Hé bien, les jérémiades de son frère, elle n’avait aucune envie, pour l’heure, de les essuyer. Le jour était trop parfait, le ciel d’un outremer trop pur, où planait en cercle un faucon presque imperceptible, la mer d’herbe ondulait avec des soupirs trop suaves au moindre souffle de la brise, il faisait trop bon tendre son visage au soleil, il faisait trop doux se sentir en paix. Elle n’allait pas laisser gâcher sa joie.

« Attendez-moi ici, dit-elle au chevalier. Dites à tous de m’attendre aussi. Et que c’est un ordre. »

Il se mit à sourire et, quoiqu’il n’eût rien d’un Adonis, avec sa nuque et ses épaules de taureau, avec la rude toison noire qui ne semblait s’être concentrée sur sa poitrine et ses bras que pour mieux délaisser son crâne, ses sourires avaient quelque chose de réconfortant. « Savez-vous que vous commencez à parler en reine, enfant ?

— Pas en reine, rectifia-t-elle, en khaleesi. » Puis, faisant volte-face, elle se lança au galop dans la pente.

Le terrain était abrupt et rocailleux, mais elle allait avec intrépidité, toute à la jubilation du danger qui lui emplissait le cœur de chansons. Viserys avait eu beau lui ressasser toujours : « Tu es une princesse », jamais le mot n’avait pris corps avant qu’elle n’eût monté sa jument d’argent.

Les choses, certes, n’avaient pas été faciles, au début. Dès le lendemain des noces, le khalasar leva le camp et marcha si bon train vers Vaes Dothrak qu’au bout de trois jours de selle Daenerys crut voir poindre sa dernière heure. Elle avait les fesses entamées jusqu’au sang, les cuisses à vif, les mains meurtries par les rênes, les jambes et le dos si douloureux qu’à peine pouvait-elle se tenir assise et qu’au crépuscule ses servantes durent la soutenir pour démonter.
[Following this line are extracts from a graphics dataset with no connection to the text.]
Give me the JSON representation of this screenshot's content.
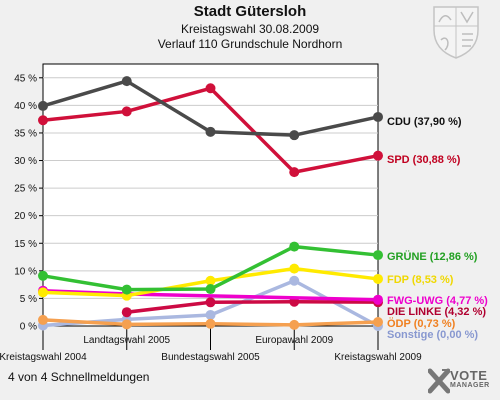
{
  "header": {
    "title": "Stadt Gütersloh",
    "subtitle1": "Kreistagswahl 30.08.2009",
    "subtitle2": "Verlauf 110 Grundschule Nordhorn"
  },
  "footer": {
    "text": "4 von 4 Schnellmeldungen"
  },
  "logo": {
    "line1": "VOTE",
    "line2": "MANAGER"
  },
  "chart_data": {
    "type": "line",
    "categories": [
      "Kreistagswahl 2004",
      "Landtagswahl 2005",
      "Bundestagswahl 2005",
      "Europawahl 2009",
      "Kreistagswahl 2009"
    ],
    "ylim": [
      0,
      47.5
    ],
    "yticks": [
      0,
      5,
      10,
      15,
      20,
      25,
      30,
      35,
      40,
      45
    ],
    "ytick_labels": [
      "0 %",
      "5 %",
      "10 %",
      "15 %",
      "20 %",
      "25 %",
      "30 %",
      "35 %",
      "40 %",
      "45 %"
    ],
    "grid": true,
    "legend": "right",
    "series": [
      {
        "name": "CDU",
        "label": "CDU (37,90 %)",
        "color": "#4a4a4a",
        "label_color": "#111111",
        "values": [
          39.9,
          44.4,
          35.2,
          34.6,
          37.9
        ]
      },
      {
        "name": "SPD",
        "label": "SPD (30,88 %)",
        "color": "#d0103a",
        "label_color": "#c00020",
        "values": [
          37.3,
          38.9,
          43.1,
          27.9,
          30.88
        ]
      },
      {
        "name": "GRÜNE",
        "label": "GRÜNE (12,86 %)",
        "color": "#33c033",
        "label_color": "#22a022",
        "values": [
          9.1,
          6.6,
          6.7,
          14.4,
          12.86
        ]
      },
      {
        "name": "FDP",
        "label": "FDP (8,53 %)",
        "color": "#ffea00",
        "label_color": "#f0d800",
        "values": [
          6.1,
          5.5,
          8.2,
          10.4,
          8.53
        ]
      },
      {
        "name": "FWG-UWG",
        "label": "FWG-UWG (4,77 %)",
        "color": "#ee00cc",
        "label_color": "#ee00cc",
        "values": [
          6.4,
          5.8,
          null,
          null,
          4.77
        ]
      },
      {
        "name": "DIE LINKE",
        "label": "DIE LINKE (4,32 %)",
        "color": "#cc0a44",
        "label_color": "#b00030",
        "values": [
          null,
          2.5,
          4.3,
          4.4,
          4.32
        ]
      },
      {
        "name": "ÖDP",
        "label": "ÖDP (0,73 %)",
        "color": "#f5a050",
        "label_color": "#f08020",
        "values": [
          1.1,
          0.3,
          0.4,
          0.2,
          0.73
        ]
      },
      {
        "name": "Sonstige",
        "label": "Sonstige (0,00 %)",
        "color": "#aab8e0",
        "label_color": "#8898d0",
        "values": [
          0.1,
          1.2,
          2.0,
          8.2,
          0.0
        ]
      }
    ]
  }
}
La nuit, point de répit non plus. Ainsi qu’il l’avait fait durant les cérémonies nuptiales, le khal ignorait superbement sa femme aussi longtemps qu’on chevauchait ; puis il passait ses soirées à boire avec ses guerriers, ses sang-coureurs, à faire courir ses plus belles bêtes, à regarder danser des femmes et des hommes s’entre-tuer. Un mode d’existence qui réduisait Daenerys, incongrue toujours et partout, à dîner seule ou en compagnie de son frère et de ser Jorah, puis à s’assoupir à force de pleurs. Mais, peu avant l’aube, Drogo venait invariablement l’éveiller sous sa tente et la monter dans le noir avec aussi peu de relâche que son étalon durant la journée. Toutefois, comme il procédait selon l’usage de son peuple, du moins pouvait-elle, tout en étouffant ses cris dans les oreillers, celer ses larmes à son seigneur et maître. Et finalement, lorsqu’il se mettait, besogne achevée, à ronfler doucement, elle, à ses côtés, gisait trop brisée, trop endolorie pour se rendormir.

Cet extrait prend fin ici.